Barlow and Ryan, on behalf of the Council of Canadians and CUPE, say it's time to make some difficult choices and address the myth of abundance.

Companies like Nestlé are putting water in bottles and selling it to consumers for considerable profit, but the natural resource is not being renewed and it's not unlimited.

In fact, they say, there's a global water crisis and Canadians - the second greatest users of water in the world - are depleting their own supplies of water.

And we are about to be inundated with water refugees who can no longer live where many generations of their families grew up, because there is no water.

Nestlé says there are a number of initiatives Canadians can focus on to help preserve, protect and strengthen our water systems that are more effective than targeting bottled water.

These include:

- Calls to the government to make water and sewer infrastructure development and maintenance a priority.

- Making all water users pay their fair share for the real cost of water.

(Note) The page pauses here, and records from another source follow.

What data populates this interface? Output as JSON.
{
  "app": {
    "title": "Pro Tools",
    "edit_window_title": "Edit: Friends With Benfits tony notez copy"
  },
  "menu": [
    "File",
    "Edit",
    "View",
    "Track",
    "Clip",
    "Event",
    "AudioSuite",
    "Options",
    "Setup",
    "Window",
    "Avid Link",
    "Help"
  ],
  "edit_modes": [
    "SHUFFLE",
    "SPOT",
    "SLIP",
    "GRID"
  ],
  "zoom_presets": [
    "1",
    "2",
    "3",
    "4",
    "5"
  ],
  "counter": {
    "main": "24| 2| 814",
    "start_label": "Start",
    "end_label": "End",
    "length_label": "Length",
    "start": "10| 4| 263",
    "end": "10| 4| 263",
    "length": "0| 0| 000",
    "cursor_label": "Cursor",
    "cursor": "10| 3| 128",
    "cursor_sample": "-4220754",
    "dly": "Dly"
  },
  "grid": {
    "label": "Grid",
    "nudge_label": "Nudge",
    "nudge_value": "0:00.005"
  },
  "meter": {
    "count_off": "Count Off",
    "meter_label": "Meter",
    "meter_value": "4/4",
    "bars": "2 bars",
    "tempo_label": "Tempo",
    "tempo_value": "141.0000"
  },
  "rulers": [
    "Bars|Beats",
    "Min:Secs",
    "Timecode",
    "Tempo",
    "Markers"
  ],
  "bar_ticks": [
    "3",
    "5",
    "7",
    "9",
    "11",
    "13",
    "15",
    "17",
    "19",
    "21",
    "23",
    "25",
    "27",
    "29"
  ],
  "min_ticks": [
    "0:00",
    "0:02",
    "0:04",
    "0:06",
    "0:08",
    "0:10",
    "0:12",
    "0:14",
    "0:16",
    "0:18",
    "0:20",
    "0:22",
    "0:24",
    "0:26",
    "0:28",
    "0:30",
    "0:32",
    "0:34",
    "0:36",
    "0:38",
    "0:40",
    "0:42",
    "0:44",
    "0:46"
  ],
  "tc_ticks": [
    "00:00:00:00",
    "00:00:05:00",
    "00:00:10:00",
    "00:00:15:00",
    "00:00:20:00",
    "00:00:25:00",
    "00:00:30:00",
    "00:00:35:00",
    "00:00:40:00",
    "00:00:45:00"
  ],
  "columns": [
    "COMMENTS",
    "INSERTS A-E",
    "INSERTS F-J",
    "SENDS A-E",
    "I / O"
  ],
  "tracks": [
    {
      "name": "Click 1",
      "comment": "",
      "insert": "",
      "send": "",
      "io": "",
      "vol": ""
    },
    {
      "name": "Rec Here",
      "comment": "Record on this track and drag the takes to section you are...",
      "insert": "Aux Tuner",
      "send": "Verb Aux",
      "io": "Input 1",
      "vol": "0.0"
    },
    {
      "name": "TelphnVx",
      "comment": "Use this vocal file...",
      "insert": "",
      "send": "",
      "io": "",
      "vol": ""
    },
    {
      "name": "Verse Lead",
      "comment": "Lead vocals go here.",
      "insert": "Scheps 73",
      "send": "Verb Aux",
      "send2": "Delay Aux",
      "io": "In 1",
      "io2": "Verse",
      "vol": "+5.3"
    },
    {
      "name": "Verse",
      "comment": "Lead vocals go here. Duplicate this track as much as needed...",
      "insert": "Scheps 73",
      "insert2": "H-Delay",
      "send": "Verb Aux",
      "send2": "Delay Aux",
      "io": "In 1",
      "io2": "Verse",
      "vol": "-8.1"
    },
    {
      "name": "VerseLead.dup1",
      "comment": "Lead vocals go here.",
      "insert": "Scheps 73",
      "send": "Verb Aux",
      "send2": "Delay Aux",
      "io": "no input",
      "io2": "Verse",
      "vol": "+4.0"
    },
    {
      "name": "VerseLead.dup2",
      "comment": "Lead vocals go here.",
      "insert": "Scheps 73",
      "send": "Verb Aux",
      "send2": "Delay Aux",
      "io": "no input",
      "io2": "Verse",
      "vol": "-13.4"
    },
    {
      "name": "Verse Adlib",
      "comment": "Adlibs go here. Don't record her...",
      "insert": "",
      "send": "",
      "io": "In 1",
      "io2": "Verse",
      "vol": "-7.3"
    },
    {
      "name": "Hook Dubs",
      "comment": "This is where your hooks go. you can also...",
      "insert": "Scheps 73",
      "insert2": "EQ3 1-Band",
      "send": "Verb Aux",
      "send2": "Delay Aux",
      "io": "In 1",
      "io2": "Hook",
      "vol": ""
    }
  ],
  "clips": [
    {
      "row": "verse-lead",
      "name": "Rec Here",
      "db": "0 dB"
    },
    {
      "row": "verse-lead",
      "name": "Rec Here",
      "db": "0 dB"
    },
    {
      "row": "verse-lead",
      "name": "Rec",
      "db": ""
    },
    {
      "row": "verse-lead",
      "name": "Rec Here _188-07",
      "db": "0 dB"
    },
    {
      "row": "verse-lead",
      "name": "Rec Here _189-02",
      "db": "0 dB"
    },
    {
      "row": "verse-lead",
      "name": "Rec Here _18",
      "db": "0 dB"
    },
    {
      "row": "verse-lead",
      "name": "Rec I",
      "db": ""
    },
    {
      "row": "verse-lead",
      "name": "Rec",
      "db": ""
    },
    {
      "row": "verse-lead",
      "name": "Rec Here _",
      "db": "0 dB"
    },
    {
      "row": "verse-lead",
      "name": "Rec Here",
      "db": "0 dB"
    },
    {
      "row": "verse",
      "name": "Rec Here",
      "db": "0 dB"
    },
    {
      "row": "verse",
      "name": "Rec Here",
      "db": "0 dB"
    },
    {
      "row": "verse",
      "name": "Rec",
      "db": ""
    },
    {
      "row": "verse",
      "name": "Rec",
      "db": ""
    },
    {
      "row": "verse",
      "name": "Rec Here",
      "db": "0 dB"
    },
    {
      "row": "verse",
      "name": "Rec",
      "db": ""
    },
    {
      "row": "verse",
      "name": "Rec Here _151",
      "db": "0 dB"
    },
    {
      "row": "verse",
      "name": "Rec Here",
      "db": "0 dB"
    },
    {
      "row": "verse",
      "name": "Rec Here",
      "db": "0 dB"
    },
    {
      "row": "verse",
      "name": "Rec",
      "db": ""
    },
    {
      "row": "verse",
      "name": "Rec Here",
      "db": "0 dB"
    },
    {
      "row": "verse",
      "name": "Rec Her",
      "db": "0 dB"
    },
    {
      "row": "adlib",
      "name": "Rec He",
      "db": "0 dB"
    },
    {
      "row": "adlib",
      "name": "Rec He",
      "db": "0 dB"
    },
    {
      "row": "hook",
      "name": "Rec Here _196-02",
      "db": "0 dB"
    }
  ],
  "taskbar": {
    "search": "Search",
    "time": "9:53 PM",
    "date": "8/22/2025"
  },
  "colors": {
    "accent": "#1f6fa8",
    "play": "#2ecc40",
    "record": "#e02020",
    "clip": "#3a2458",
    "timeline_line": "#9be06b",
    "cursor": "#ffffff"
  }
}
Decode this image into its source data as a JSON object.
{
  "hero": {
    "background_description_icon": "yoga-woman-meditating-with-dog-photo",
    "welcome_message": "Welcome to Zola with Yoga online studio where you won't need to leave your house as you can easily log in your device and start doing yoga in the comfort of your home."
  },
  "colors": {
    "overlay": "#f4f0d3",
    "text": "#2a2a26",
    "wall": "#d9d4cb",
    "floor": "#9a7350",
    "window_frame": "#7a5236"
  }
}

- Making farms and industries more efficient.

- Treating water before it's returned to its source.

- Raising public awareness about water conservation.

Barlow and Ryan say the bottled water companies often try to divert attention away from the negative impacts of their activities and sometimes come up with some good ideas in the process.

But they want you to think about how much more we could accomplish if we also stop drinking bottled water.

This June, the of Federation of Canadian Municipalities will be asked to pass a resolution urging all municipalities to phase out the sale and purchase of bottled water where appropriate.

CUPE local leaders are putting pressure on their own mayors and councillors to support the resolution.